What a horrible woman. Narcissistic and childish. I hope she doesn't bully your child through her ds. It does happen. DD was 5 when this happened. The child in question was a best friend and refused to play with DD for 6 months and actively encouraged other children not play with DD. If mum1 does say anything in the playground or on school property to your ds, the school will be able to get involved. I would also be wary of the other mother and please don't fall into the trap of gossiping with her about mum1. DD is fine btw. It took almost a year for her to fully recover and I worked really hard with her and she's stronger and more principled for it as well as being a wise and mature kid. She really struggled to find friends in the playground for a few months because the other 2 friends in th group of 4 also deserted her. Now she's got a ton of other friends - I actively encourage her to play with others and we talk a lot. She does still play a lot with the three original friends as I'm not a mum, who artificially manages her friendship groups like many parents
Just like to add: Or if you or someone hears her saying something bad said about your child - or even you on school property, the school can also step in. They can't for stuff said at people's home or off school grounds.
You also sound like me - too nice for your own good. I've done a lot of work on boundaries and I'm less of a doormat these days.
It sounds like they used you as a travel agent rather than a friend and without having to pay an extra fee. You knew how to book and the best places to stay/get passes etc. I hope they pay you what they owe, I would follow up if they owe you money and get full payment. They were rude and mean, so I would let your ds decide if he wants to be friends with their dc and hopefully the friendship will fizzle out before long. I wouldn't entertain the mums behaviour any further, but would be polite but distant for your ds's sake.
Did you pay for it? They couldve at least transferred some money to your bank account. If it was me and they didnt have an online account i would ask for the cash, pop into the bank the same day (if possible), then pay for it whilst we were all sat there together.

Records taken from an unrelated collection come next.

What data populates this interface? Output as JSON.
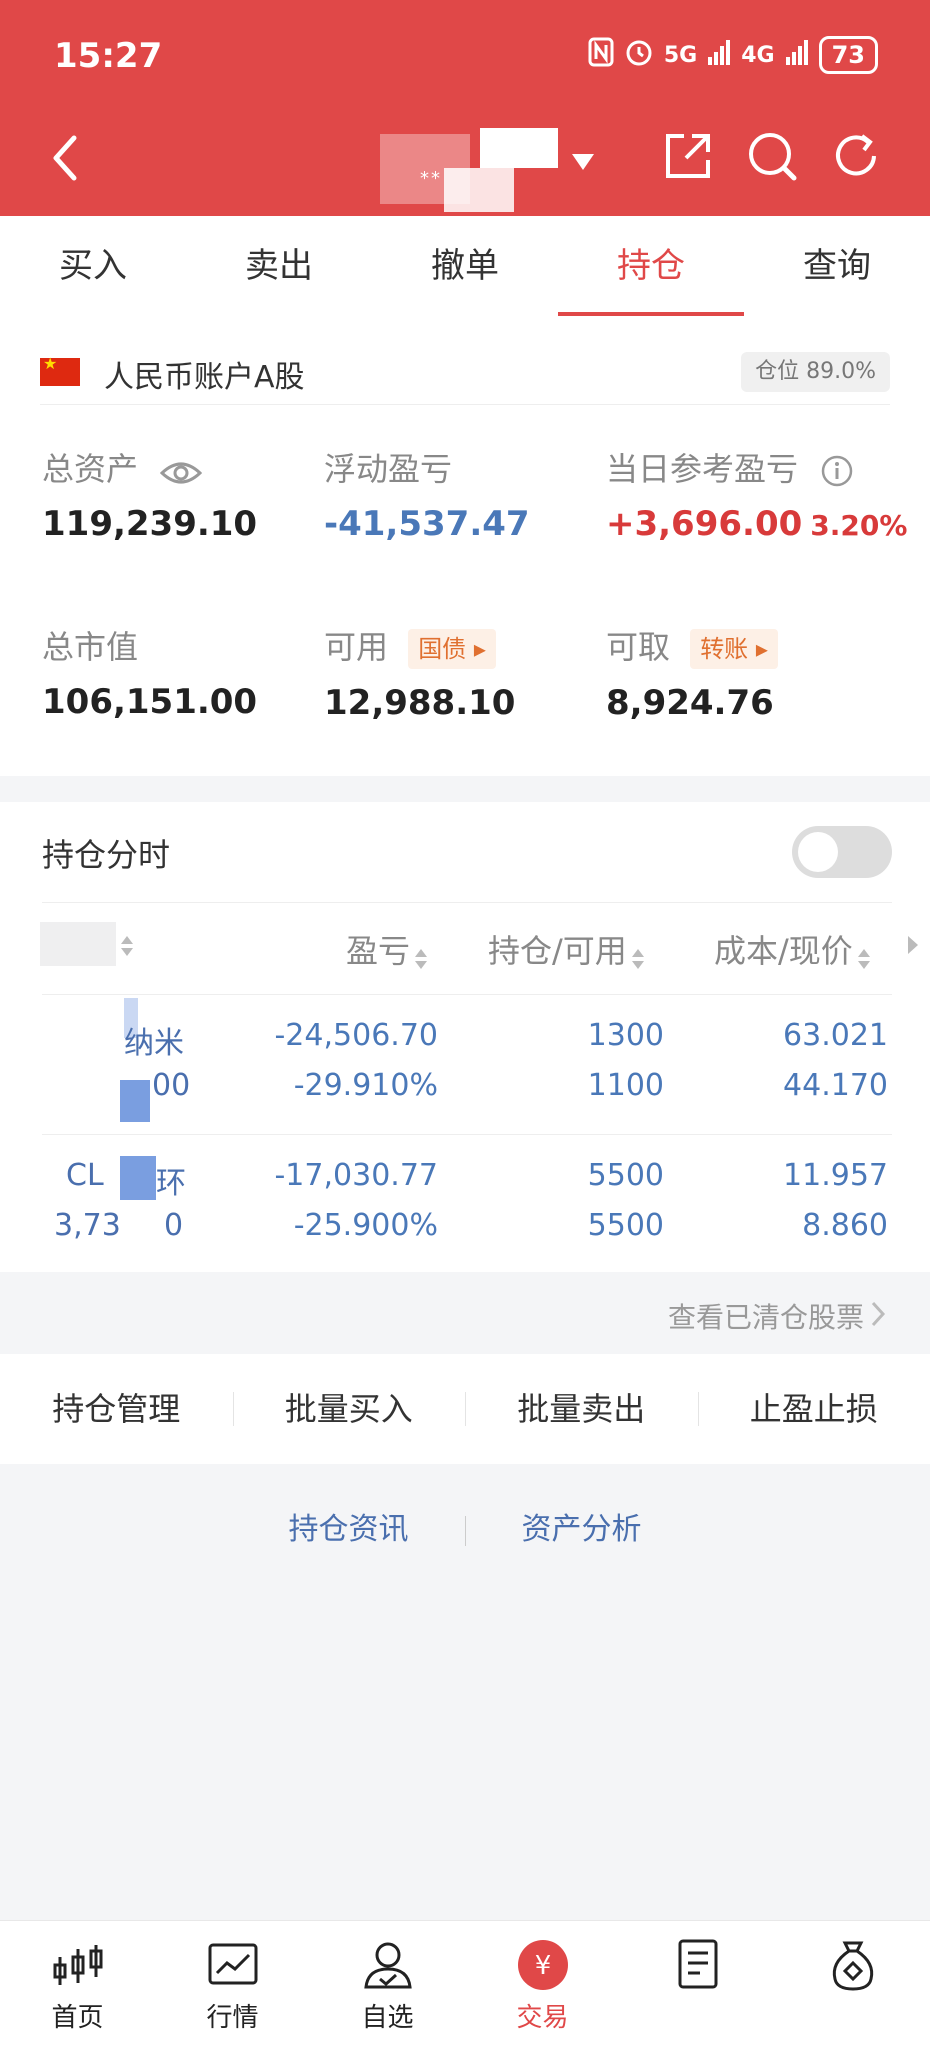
{
  "status_bar": {
    "time": "15:27",
    "battery": "73",
    "signals": [
      "5G",
      "4G"
    ]
  },
  "header": {
    "account_masked": "**"
  },
  "tabs": [
    {
      "label": "买入"
    },
    {
      "label": "卖出"
    },
    {
      "label": "撤单"
    },
    {
      "label": "持仓",
      "active": true
    },
    {
      "label": "查询"
    }
  ],
  "account": {
    "label": "人民币账户A股",
    "position_badge": "仓位 89.0%",
    "total_assets_label": "总资产",
    "total_assets": "119,239.10",
    "floating_pl_label": "浮动盈亏",
    "floating_pl": "-41,537.47",
    "daily_pl_label": "当日参考盈亏",
    "daily_pl": "+3,696.00",
    "daily_pl_pct": "3.20%",
    "market_value_label": "总市值",
    "market_value": "106,151.00",
    "available_label": "可用",
    "available": "12,988.10",
    "available_tag": "国债",
    "withdrawable_label": "可取",
    "withdrawable": "8,924.76",
    "withdrawable_tag": "转账"
  },
  "holdings": {
    "title": "持仓分时",
    "columns": [
      "盈亏",
      "持仓/可用",
      "成本/现价"
    ],
    "rows": [
      {
        "name": "纳米",
        "sub": "00",
        "pl": "-24,506.70",
        "pl_pct": "-29.910%",
        "hold": "1300",
        "avail": "1100",
        "cost": "63.021",
        "price": "44.170"
      },
      {
        "name_prefix": "CL",
        "name": "环",
        "sub_prefix": "3,73",
        "sub": "0",
        "pl": "-17,030.77",
        "pl_pct": "-25.900%",
        "hold": "5500",
        "avail": "5500",
        "cost": "11.957",
        "price": "8.860"
      }
    ],
    "cleared_link": "查看已清仓股票"
  },
  "actions": [
    "持仓管理",
    "批量买入",
    "批量卖出",
    "止盈止损"
  ],
  "links": [
    "持仓资讯",
    "资产分析"
  ],
  "bottom_nav": [
    {
      "label": "首页",
      "icon": "candlestick-icon"
    },
    {
      "label": "行情",
      "icon": "chart-icon"
    },
    {
      "label": "自选",
      "icon": "user-check-icon"
    },
    {
      "label": "交易",
      "icon": "yuan-icon",
      "active": true
    },
    {
      "label": "",
      "icon": "document-icon"
    },
    {
      "label": "",
      "icon": "money-bag-icon"
    }
  ],
  "colors": {
    "brand": "#e04848",
    "loss": "#4a78b8",
    "gain": "#d83a3a"
  }
}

Dont talk to them again unless they talk to you, keep it short and sweet dont reveal anything that can be gossiped about. Use this as a learning experience
If they haven't paid then text them both today that they owe you £xXx for the weekend and you expect it to be paid tomorrow. Do not back down over what they owe you, as that is what they are expecting you to do. They hope you will be too embarrassed to chase them for it.
I agree with pps that you've been used as a travel agent and dumped because you've served your purpose now. I hope you don't end up out of pocket or have a lot of hassle being reimbursed.
Just learn from it and avoid this awful woman like the plague in future.
Message deleted by MNHQ. Here's a link to our Talk Guidelines.
Please say they've paid you back and you haven't funded this?
That sounds awful. I'm glad your DS had a good time in the end.